Anwendung der Vorschriften über die Pflicht zur Mitteilung grenzüberschreitender Steuergestaltungen

BMF, Schreiben (koordinierter Ländererlass) IV A 3 – S-0304 / 19 / 10006 :012 // IV B 1 – S-1317 / 19 / 10058 :023 vom 26.07.2022

Anpassung an die Änderung von § 138h AO durch das Gesetz vom 12. Juli 2022, BGBl. I Seite 1142

Durch das Zweite Gesetz zur Änderung der Abgabenordnung und des Einführungsgesetzes zur Abgabenordnung vom 12. Juli 2022 (BGBl. I S. 1142) wurden die § 138e Absatz 3 und § 138h Absatz 2 AO an die Vorgaben der Richtlinie (EU) 2018/822 des Rates vom 25. Mai 2018, ABl. L 139 vom 5.6.2018 S. 1, zur Änderung der EU-Amtshilferichtlinie angepasst.

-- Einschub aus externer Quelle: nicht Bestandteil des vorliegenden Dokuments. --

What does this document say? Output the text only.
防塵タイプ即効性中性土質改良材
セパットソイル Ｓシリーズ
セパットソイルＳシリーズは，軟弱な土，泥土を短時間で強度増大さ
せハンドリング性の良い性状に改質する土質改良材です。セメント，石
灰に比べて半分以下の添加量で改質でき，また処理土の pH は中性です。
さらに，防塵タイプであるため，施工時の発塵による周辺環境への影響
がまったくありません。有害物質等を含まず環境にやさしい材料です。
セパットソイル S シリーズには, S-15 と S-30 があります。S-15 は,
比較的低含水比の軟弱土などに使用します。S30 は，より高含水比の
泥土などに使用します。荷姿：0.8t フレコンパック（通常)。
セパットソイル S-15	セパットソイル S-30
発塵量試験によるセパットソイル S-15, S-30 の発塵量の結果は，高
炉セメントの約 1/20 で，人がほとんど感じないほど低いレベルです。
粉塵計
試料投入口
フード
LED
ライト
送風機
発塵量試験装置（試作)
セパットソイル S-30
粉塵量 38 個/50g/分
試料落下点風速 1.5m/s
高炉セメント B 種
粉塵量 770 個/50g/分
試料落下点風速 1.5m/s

Im Einvernehmen mit den obersten Finanzbehörden der Länder wird die Rn. 255 des BMF-Schreibens vom 29. März 2021, BStBl I S. 582, zur Anwendung der Vorschriften über die Pflicht zur Mitteilung grenzüberschreitender Steuergestaltungen mit sofortiger Wirkung wie folgt neu gefasst:

255 Liegt eine marktfähige Steuergestaltung in diesem Sinn vor, hat der Intermediär bei Hinzutreten neuer Nutzer die Angaben nach § 138f Abs. 3 Satz 1 Nr. 4 und 5, 7 und 8 AO zu wiederholen und folgende Ergänzungen mitzuteilen:

  • Angaben zu dem oder den Intermediär(en) (§ 138f Abs. 3 Satz 1 Nr. 1 AO), vgl. Teil III, Kapitel 1.3.1.1;
  • Angaben zu dem bzw. den Nutzer(n) der Steuergestaltung (§ 138f Abs. 3 Satz 1 Nr. 2 AO), vgl. Teil III, Kapitel 1.3.1.2;
  • Angaben zu verbundenen Unternehmen (§ 138f Abs. 3 Satz 1 Nr. 3 AO), vgl. Teil III, Kapitel 1.3.1.3;
  • Datum des ersten Umsetzungsschrittes (hierzu gehört sowohl das Datum des ersten Umsetzungsschrittes der Gestaltung sowie das ggf. individuelle Datum des ersten Umsetzungsschrittes der Nutzer) (§ 138f Abs. 3 Satz 1 Nr. 6 AO), vgl. Teil III, Kapitel 1.3.1.6;
  • Angabe der betroffenen Mitgliedstaaten (§ 138f Abs. 1 Satz 1 Nr. 9 AO), vgl. Teil III, Kapitel 1.3.1.9;
  • Angabe der betroffenen Personen (§ 138f Abs. 3 Satz 1 Nr. 10 AO), vgl. Teil III, Kapitel 1.3.1.10.

Dieses Schreiben wird im Bundessteuerblatt Teil I veröffentlicht.